The Israel Police were well aware of the threats on Yehuda Glick's life quite a while before he was shot, recordings prove.
Col. Avi Biton, Commander of the Jerusalem Police's David Precinct, said in a meeting with Glick two months ago that police are familiar with the threats against Glick's life.
The recordings were played by Galei Yisrael radio's Kalman Libeskind on Monday morning.
After a long period in which Glick was barred from the Temple Mount, he met Biton together with a friend, Yaakov Haneman.
When Glick's ban expired, he was allowed back on the Mount, where he began suffering regular attacks by a group of Muslim men who call themselves the Murabitoun, and who have a habit of confronting Jewish visitors to the Mount in an attempt to scare them off.
Col. Biton called the situation “unbearable” and turned to talk about Glick himself.
"Mr. Glick turns into a red rag (to a bull),” he explained. “I mean, the number of times you ascend, and again – I, personally, really do not care, you can ascend to the Temple Mount 80 times, but I want to create a balance, I see what the other side thinks, I see what the other side writes.
"OK, by the way, you have been warned here,” said Biton. “You've been warned to avoid getting hurt.We did, after all, have some intelligence information that someone wants to hurt you.
Glick replied: “I get this (threats) on Facebook every day.”
Biton: Fine, OK.
Glick: “It's as if they threaten my life daily.”
Biton's response was surprisingly blase: "Like everywhere in Israel," he said, referring to ongoing Arab violence elsewhere in the country.

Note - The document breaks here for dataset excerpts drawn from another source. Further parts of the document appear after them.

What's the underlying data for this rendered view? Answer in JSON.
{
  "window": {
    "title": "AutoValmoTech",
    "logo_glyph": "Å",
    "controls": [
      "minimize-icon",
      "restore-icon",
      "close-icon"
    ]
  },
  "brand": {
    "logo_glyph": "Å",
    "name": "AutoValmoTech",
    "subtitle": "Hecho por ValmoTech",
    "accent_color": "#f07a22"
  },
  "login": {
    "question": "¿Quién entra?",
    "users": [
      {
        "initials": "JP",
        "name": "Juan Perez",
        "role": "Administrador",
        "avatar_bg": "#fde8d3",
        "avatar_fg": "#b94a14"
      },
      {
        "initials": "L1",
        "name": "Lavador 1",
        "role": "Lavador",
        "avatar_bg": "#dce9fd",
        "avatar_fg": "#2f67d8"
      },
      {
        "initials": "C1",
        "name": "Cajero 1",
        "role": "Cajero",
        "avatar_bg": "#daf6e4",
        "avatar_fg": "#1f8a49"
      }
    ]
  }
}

Col. Biton then told Glick and Haneman that he met the Murabitoun several days earlier and that when asked "what bothers them" they told him: “It bothers us that Yehuda Glick goes up into the Mount 4-5 times a day. We see it as a provocation.”
Haneman warned Biton: “You want to maintain quiet on the Temple Mount, we understand this, but if you do not prevent the Arabs from continuing to ratchet up their violence against us, they could pull a knife at at some stage, do more serious things, reach a situation that you don't even want to arrive at.”
Tragically, that prediction proved all too accurate when Glick was shot and critically injured by an Islamist gunmen last week, as he emerged from a conference on Jewish rights on the Temple Mount.
The recording directly refutes claims by Israeli police chief Yohanan Danino that the force did not know of any specific threats against Glick's life prior to the shooting.
Following the shooting, Glick's father claimed his son had complained at least five times to police about death threats he had received - and that none of them were taken seriously.
Glick's wife accused police of "abandoning" the Temple Mount activist, noting that instead of protecting him police had opted to punish him for his continued peaceful campaign for Jewish prayer rights on Judaism's holiest site.
Meanwhile, Islamist groups continue to incite against Jewish activists who visit the Temple Mount. On Sunday, a graphic published online by Muslim extremists features 15 Temple Mount activists - including Glick, whose picture is the only one in black-and-white - along with an implicit threat against them.